Stade wartet auf Wunder

Das Aluminium-Werk in Stade soll wegen zu hoher Strompreise schließen. Für 300 Beschäftigte will der Konzern „Ersatzarbeitsplätze“ finden – und verweist auf Erfahrungen in Bayern und Norwegen

Von Thomas Brunotte

Eine neue alte Art, eine Werksschließung zu kaschieren, wendet jetzt der Konzern Norsk Hydro für sein Werk in Stade an: Erst den Laden schließen, dann verkünden, neue Firmen würden am Standort schon wieder Jobs schaffen. „Wie Hydro das schaffen will, ist mir nicht klar“, sagt der Stader Grüne Henning Münnecke zu diesem genialen Plan. Doch der norwegische Mischkonzern betont, er sei optimistisch, für gut 300 der 430 Beschäftigten per Auffanggeselschaft Ersatzjobs finden zu können. Die übrigen Arbeiter könnten in den Ruhestand gehen.

„Natürlich ist das ein ehrgeiziges Ziel“, sagt Norsk-Sprecher Michael Peter Steffen, „doch wir wollen alle unsere Industriekontakte in die Zusammenarbeit mit der Politik und der Region einbringen“. Auf diese Weise habe der Konzern in Norwegen, Österreich und Bayern angeblich bereits „erfolgreich“ Werke stillgelegt. Im südnorwegischen Porsgrun sei es sogar gelungen, durch Umstellung auf einen völlig anderen Industriezweig mehr Arbeitsplätze zu schaffen als vorher. Allerdings geht es der Wirtschaft in den genannten Region auch besser als in Stade.

Konkrete Ideen oder einen Interessenten für das Elbewerk gibt es dem entsprechend noch nicht.

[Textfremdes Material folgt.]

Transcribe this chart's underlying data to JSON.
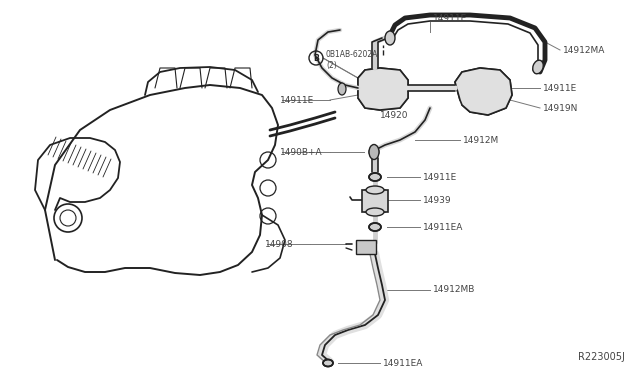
{
  "bg_color": "#ffffff",
  "line_color": "#222222",
  "label_color": "#444444",
  "leader_color": "#777777",
  "fig_width": 6.4,
  "fig_height": 3.72,
  "dpi": 100,
  "ref_text": "R223005J",
  "bolt_circle_text": "B",
  "bolt_text": "0B1AB-6202A",
  "bolt_text2": "(2)"
}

Zum Verkauf steht ein 50 Hektar großes Firmengelände samt Recycling-Anlagen, Klärwerk und Wasserversorgung. Über mögliche Altlasten schweigt man sich aus: „Wenn es welche gibt, muss der Konzern für die Beseitigung sorgen“, versichert der Sprecher.

Bereits die Begründung für die Werksschließung war zumindest zweifelhaft: Norsk Hydro ist das erste energieintensiv produzierende Unternehmen in Deutschland, das die Stilllegung eines Werks mit zu hohen Strompreisen rechtfertigte. Ähnlich wurde bereits bei der drohenden Schließung des Hamburger Aluminium-Werks argumentiert. Für HAW mit seinen 440 Jobs wird derzeit händeringend ein neuer Investor gesucht, hier ist Norsk Hydro Anteilseigner.

In der Tat: Bei der Produktion von Metallen wie Aluminium oder Kupfer kann Strom bis zu 30 Prozent der Betriebskosten ausmachen.

„Aluminium wird auf dem Weltmarkt in US-Dollar gehandelt. Gegenüber 2002, als Norsk Hydro das Werk übernommen hat“, rechnet der Grüne Münneke dagegen vor, „hat der Euro im Vergleich zum Dollar aber fast 30 Prozent an Wert gewonnen“. Die starke Währung habe die heimische Produktion verteuert, nicht der Strompreis. Maßgeblicher Faktor sei auch nicht die Ökosteuer, sondern vor allem der spekulative Stromgroßhandel an Strombörsen wie in Leipzig.

Nur „durch ein Wunder“ könne das Aluminiumwerk in Stade noch gerettet werden, sagte gestern Jens Kallmeyer, Geschäftsführer der Hydro Aluminium Beschäftigungsentwicklungsgesellschaft. Dafür müssten sich die Strompreise halbieren. Jon-Harald Nielsen, Chef der Aluminium-Sparte bei Norsk Hydro versichert, dass es trotz zahlreicher Gespräche mit Lieferanten auf dem deutschen Energiemarkt nicht gelungen sei, den Preis genügend zu senken. Trotz Liberalisierung dominieren derzeit vier Konzerne 85 Prozent des deutschen Strommarkts: Eon, RWE, Vattenfall und EnBW, die, so Münnecke, in den letzten beiden Jahren kräftige Gewinne erwirtschaften konnten.